上手指南来啦!基于openEuler和vLLM Ascend快速上手GLM-5
北京时间2月12日,zai-org团队宣布正式发布GLM-5。GLM-5 面向复杂系统工程与长周期的 Agent 任务,在模型规模与训练体系上都做了显著升级:相较 GLM-4.5,GLM-5 将参数规模从 355B(32B 激活) 扩展到 744B(40B 激活),集成 DeepSeek Sparse Attention,在尽量保持长上下文能力的前提下,大幅降低部署成本。得益于预训练与后训练的共同进步,GLM-5 相比 GLM-4.7 在多类学术基准上取得明显提升,并在推理、编程与 agentic 任务上达到开源模型中的顶尖水平,进一步缩小与前沿闭源模型的差距。
vLLM 是 PyTorch Foundation 下的开源 LLM 推理引擎,为用户和开发者提供快速、易用的 LLM 推理能力,vLLM-Ascend提供了vLLM对昇腾的支持。本指南将帮助你使用 OpenAtom openEuler(简称:“openEuler”或“开源欧拉”)和 vLLM Ascend 在昇腾上运行GLM-5。
基于 openEuler 和 vLLM Ascend 如何快速上手GLM-5?
本指南将采用 vLLM Ascend 的镜像的方式,在昇腾 Atlas 800 A3(64G*16)节点上运行GLM-5。
步骤一
在拉起容器前,请先确保昇腾驱动已经正常安装,可使用 npu-smi info 命令进行查看。

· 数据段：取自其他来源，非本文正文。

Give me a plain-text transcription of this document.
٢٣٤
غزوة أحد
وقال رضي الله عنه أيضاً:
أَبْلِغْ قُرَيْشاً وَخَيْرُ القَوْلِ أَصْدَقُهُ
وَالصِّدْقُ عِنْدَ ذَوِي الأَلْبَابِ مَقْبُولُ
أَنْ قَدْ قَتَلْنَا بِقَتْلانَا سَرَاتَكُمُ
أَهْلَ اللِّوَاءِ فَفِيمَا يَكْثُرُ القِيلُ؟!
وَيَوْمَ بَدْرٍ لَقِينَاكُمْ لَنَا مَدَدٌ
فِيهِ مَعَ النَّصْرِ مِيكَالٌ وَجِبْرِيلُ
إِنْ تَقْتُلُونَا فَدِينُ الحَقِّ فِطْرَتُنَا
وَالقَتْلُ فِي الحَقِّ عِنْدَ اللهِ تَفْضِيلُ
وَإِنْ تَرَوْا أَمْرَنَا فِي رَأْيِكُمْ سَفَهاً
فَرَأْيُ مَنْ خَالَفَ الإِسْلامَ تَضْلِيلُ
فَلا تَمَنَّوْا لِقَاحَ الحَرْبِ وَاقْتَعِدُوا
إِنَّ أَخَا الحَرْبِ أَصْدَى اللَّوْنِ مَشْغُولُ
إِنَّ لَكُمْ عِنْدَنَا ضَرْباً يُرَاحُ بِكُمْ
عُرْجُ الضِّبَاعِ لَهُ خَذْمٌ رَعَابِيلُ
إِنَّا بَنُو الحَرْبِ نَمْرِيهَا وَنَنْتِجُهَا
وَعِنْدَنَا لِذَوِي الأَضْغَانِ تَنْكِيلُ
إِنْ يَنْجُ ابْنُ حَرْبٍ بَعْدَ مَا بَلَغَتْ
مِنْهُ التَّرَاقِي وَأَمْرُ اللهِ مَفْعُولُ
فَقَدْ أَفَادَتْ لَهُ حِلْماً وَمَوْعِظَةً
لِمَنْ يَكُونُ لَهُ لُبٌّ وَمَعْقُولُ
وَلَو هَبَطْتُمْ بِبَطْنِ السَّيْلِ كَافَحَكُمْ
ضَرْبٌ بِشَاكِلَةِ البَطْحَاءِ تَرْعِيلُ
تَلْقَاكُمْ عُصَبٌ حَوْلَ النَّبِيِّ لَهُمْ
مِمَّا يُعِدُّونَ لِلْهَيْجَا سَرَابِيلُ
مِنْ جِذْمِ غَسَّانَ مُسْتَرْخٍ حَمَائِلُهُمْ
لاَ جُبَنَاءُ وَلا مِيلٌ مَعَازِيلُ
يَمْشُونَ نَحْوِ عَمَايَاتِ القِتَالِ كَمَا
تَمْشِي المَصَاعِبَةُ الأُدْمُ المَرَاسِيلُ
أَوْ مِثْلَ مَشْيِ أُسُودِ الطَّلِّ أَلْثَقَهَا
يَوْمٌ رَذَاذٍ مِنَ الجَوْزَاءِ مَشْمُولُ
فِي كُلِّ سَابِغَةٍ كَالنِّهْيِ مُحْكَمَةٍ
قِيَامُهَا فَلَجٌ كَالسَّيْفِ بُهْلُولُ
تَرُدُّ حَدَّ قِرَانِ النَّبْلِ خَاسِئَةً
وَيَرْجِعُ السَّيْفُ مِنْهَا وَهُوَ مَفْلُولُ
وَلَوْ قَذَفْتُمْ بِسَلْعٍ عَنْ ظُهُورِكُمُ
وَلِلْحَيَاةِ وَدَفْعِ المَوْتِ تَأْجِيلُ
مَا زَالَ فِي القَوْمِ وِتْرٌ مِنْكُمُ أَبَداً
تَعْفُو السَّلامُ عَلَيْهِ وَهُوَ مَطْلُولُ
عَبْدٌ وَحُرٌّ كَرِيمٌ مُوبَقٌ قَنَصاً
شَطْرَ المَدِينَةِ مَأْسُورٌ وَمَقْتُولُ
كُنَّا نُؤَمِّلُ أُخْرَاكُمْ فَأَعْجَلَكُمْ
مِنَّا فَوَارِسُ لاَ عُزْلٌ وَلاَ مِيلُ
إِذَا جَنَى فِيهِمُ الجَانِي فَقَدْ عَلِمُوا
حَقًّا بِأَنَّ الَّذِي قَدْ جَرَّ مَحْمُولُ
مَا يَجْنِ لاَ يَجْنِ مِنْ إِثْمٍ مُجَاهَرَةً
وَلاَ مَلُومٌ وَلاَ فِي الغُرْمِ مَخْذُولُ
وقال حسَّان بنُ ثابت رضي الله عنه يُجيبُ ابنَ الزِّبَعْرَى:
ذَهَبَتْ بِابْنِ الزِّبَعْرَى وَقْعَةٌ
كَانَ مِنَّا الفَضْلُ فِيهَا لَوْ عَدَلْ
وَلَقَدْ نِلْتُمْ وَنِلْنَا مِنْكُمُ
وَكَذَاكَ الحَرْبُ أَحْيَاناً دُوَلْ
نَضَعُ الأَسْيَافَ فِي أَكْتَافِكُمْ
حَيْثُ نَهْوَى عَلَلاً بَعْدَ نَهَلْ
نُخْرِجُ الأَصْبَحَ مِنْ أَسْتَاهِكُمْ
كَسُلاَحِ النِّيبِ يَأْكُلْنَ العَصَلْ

https://modelers.cn/models/Eco-Tech/GLM-5-w4a8
步骤二
下载模型权重
GLM-5-w4a8(Quantized version without mtp):
https://modelers.cn/models/Eco-Tech/GLM-5-w4a8
步骤三
使用如下命令拉起 vLLM Ascend 容器运行环境:
# Update --device according to your device (Atlas A3:/dev/davinci[0-15]).
# Update the vllm-ascend image according to your environment.
# Note you should download the weight to /root/.cache in advance.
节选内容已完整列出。